Biography Phineas Fletcher
- Time Period1582 - 1650
- Place
- CountryEngland
Poet Biography
English poet, elder son of Dr Giles Fletcher, and brother of Giles the younger, was born at Cranbrook, Kent, and was baptized on the 8th of April 1582.
He was admitted a scholar of Eton, and in 16oo entered Kings College, Cambridge. He graduated B.A. in 1604, and M.A. in 16o8, and was one of the contributors to Sorrows Joy (1603). His pastoral drama, Sicelides or Piscatory (pr. 1631) was written (1614) for performance before James I., but only produced after the kings departure at Kings College.
He had been ordained as a priest and before 1611 became a fellow of his college, but he left Cambridge before 1616, apparently because certain emoluments were refused him.
He became chaplain to Sir Henry Willoughby, who presented him in 1621 to the rectory of Hilgay, Norfolk, where he married and spent the rest of his life.
In 1627 he published Locustae, vel Pietas Jesuitica. The Locusts or Apollyonists, two parallel poems in Latin and English furiously attacking the Jesuits. Dr Grosart saw in this work one of the sources of Miltons conception of Satan.
Next year appeared an erotic poem, Britain's Ida, with Edmund Spensers name on the title-page. It is certainly not by Spenser, and is printed by Dr Grosart with the works of Phineas Fletcher.
Sicelides, a play acted at Kings College in 1614, was printed in 1631. In 1632 appeared two theological prose treatises, The Way to Blessedness and Joy in Tribulation, and in 1633 his magnum opus, The Purple Island. The book was dedicated to his friend Edward Benlowes, and included his Piscatorie Eclsgs and other Poetical Miscellanies.
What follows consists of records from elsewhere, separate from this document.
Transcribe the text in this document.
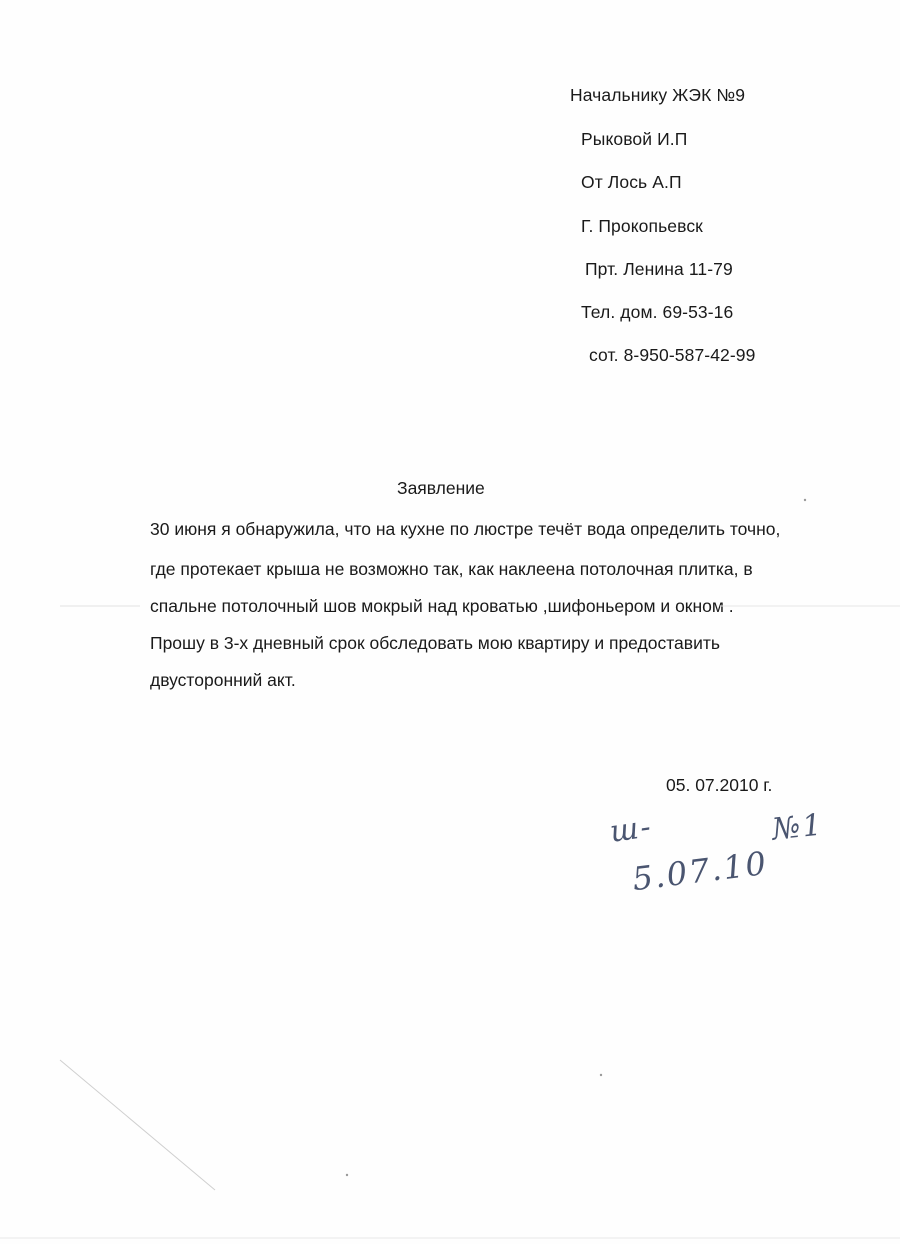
Начальнику ЖЭК №9
Рыковой И.П
От Лось А.П
Г. Прокопьевск
Прт. Ленина 11-79
Тел. дом. 69-53-16
сот. 8-950-587-42-99
Заявление
30 июня я обнаружила, что на кухне по люстре течёт вода определить точно,
где протекает крыша не возможно так, как наклеена потолочная плитка, в
спальне потолочный шов мокрый над кроватью ,шифоньером и окном .
Прошу в 3-х дневный срок обследовать мою квартиру и предоставить
двусторонний акт.
05. 07.2010 г.
ш-	№1
5.07.10
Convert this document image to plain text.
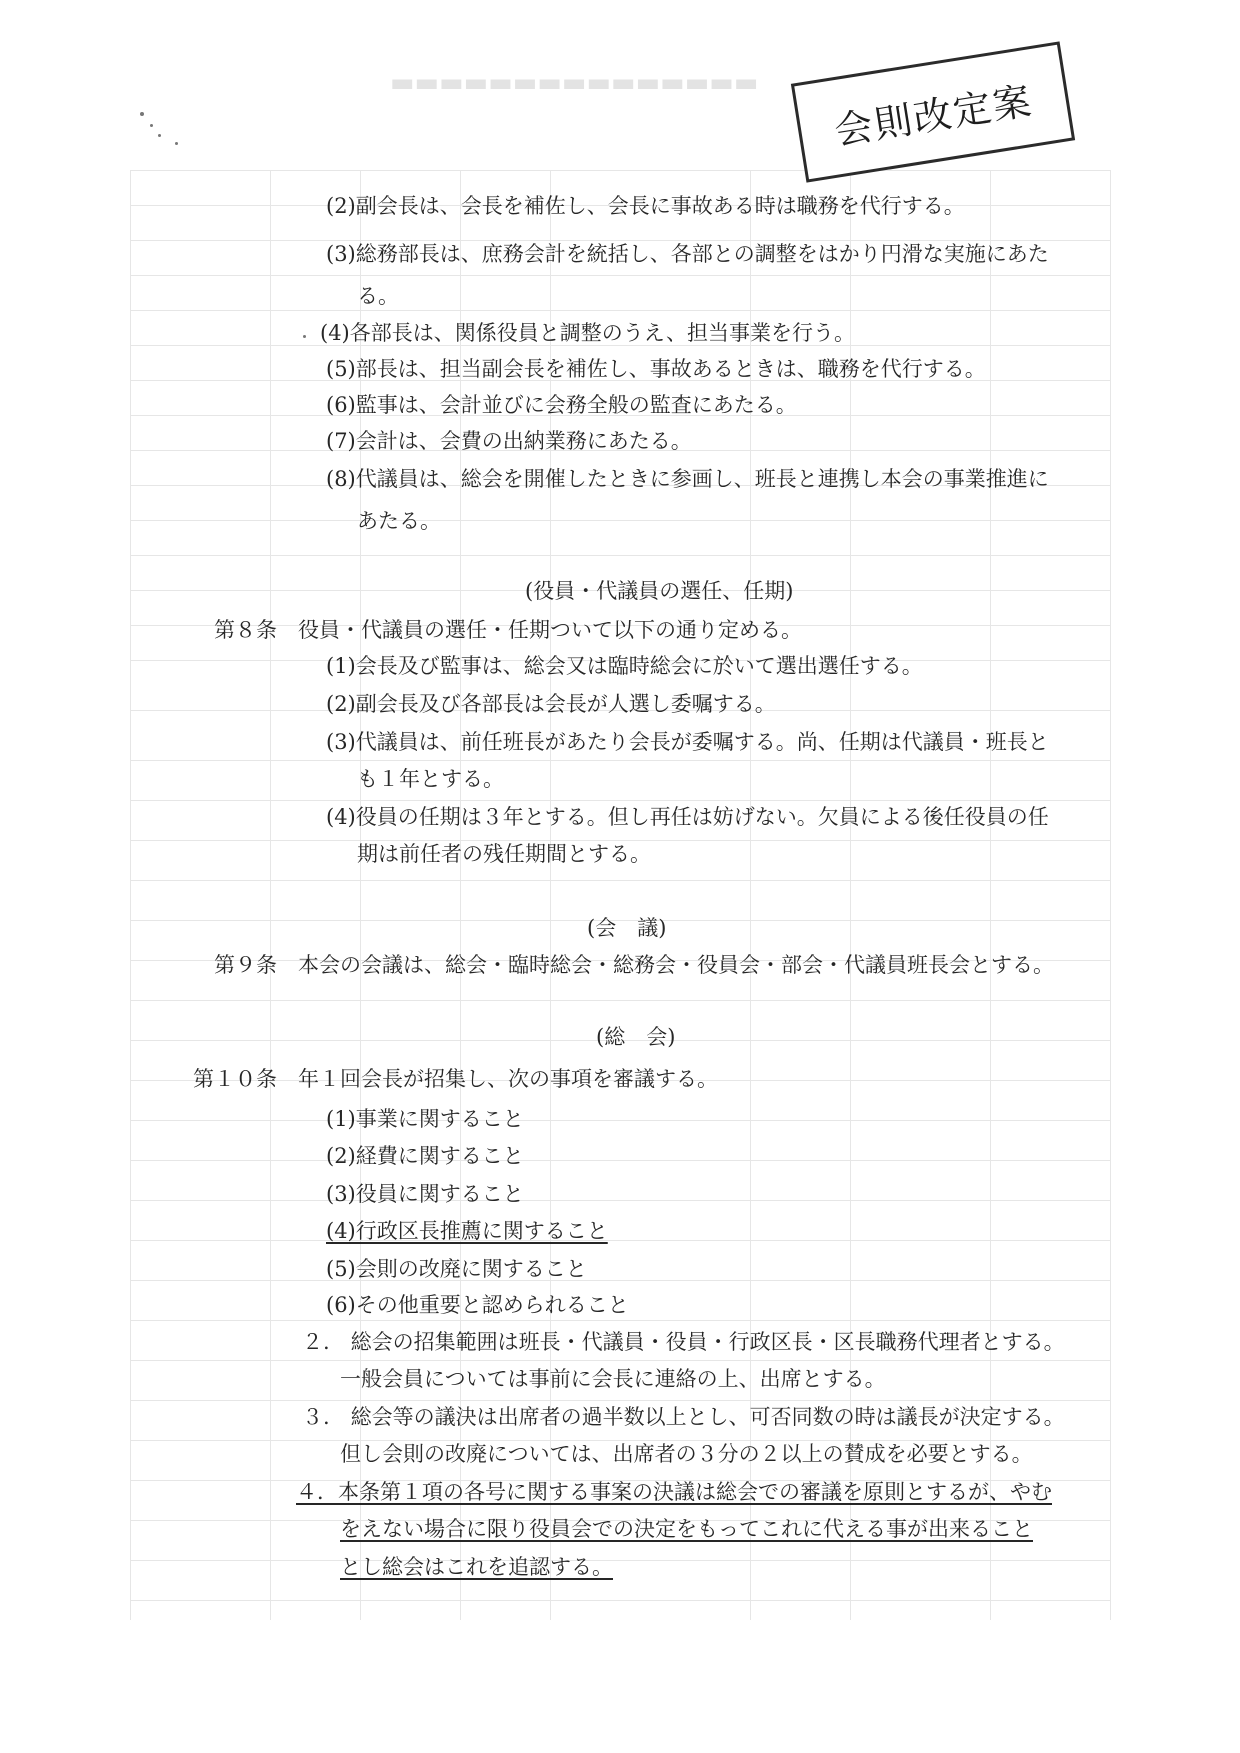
▬▬▬▬▬▬▬▬▬▬▬▬▬▬▬ 会則改定案
(2)副会長は、会長を補佐し、会長に事故ある時は職務を代行する。
(3)総務部長は、庶務会計を統括し、各部との調整をはかり円滑な実施にあた
る。
(4)各部長は、関係役員と調整のうえ、担当事業を行う。
(5)部長は、担当副会長を補佐し、事故あるときは、職務を代行する。
(6)監事は、会計並びに会務全般の監査にあたる。
(7)会計は、会費の出納業務にあたる。
(8)代議員は、総会を開催したときに参画し、班長と連携し本会の事業推進に
あたる。
(役員・代議員の選任、任期)
第８条　役員・代議員の選任・任期ついて以下の通り定める。
(1)会長及び監事は、総会又は臨時総会に於いて選出選任する。
(2)副会長及び各部長は会長が人選し委嘱する。
(3)代議員は、前任班長があたり会長が委嘱する。尚、任期は代議員・班長と
も１年とする。
(4)役員の任期は３年とする。但し再任は妨げない。欠員による後任役員の任
期は前任者の残任期間とする。
(会　議)
第９条　本会の会議は、総会・臨時総会・総務会・役員会・部会・代議員班長会とする。
(総　会)
第１０条　年１回会長が招集し、次の事項を審議する。
(1)事業に関すること
(2)経費に関すること
(3)役員に関すること
(4)行政区長推薦に関すること
(5)会則の改廃に関すること
(6)その他重要と認められること
２.　総会の招集範囲は班長・代議員・役員・行政区長・区長職務代理者とする。
一般会員については事前に会長に連絡の上、出席とする。
３.　総会等の議決は出席者の過半数以上とし、可否同数の時は議長が決定する。
但し会則の改廃については、出席者の３分の２以上の賛成を必要とする。
４．本条第１項の各号に関する事案の決議は総会での審議を原則とするが、やむ
をえない場合に限り役員会での決定をもってこれに代える事が出来ること
とし総会はこれを追認する。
He died in 165o, his will being proved by his widow on the 13th of December of that year.
The Purple Island, or the Isle of Man, is a poem in twelve cantos describing in cumbrous allegory the physiological structure of the human body and the mind of man. The intellectual qualities are personified, while the veins are rivers, the bones the mountains of the island, the whole analogy being worked out with great ingenuity. The manner of Spenser is preserved throughout, but Fletcher never lost sight of his moral aim to lose himself in digressions like those of the Faerie Queene. What he gains in unity of design, however, he more than loses in human interest and action. The chief charm of the poem lies in its descriptions of rural scenery.
The Piscatory Eclogues are pastorals, the characters of which are represented as fisher boys on the banks of the Cam, and are interesting for the light they cast on the biography of the poet himself (Thyrsil) and his father (Thelgon).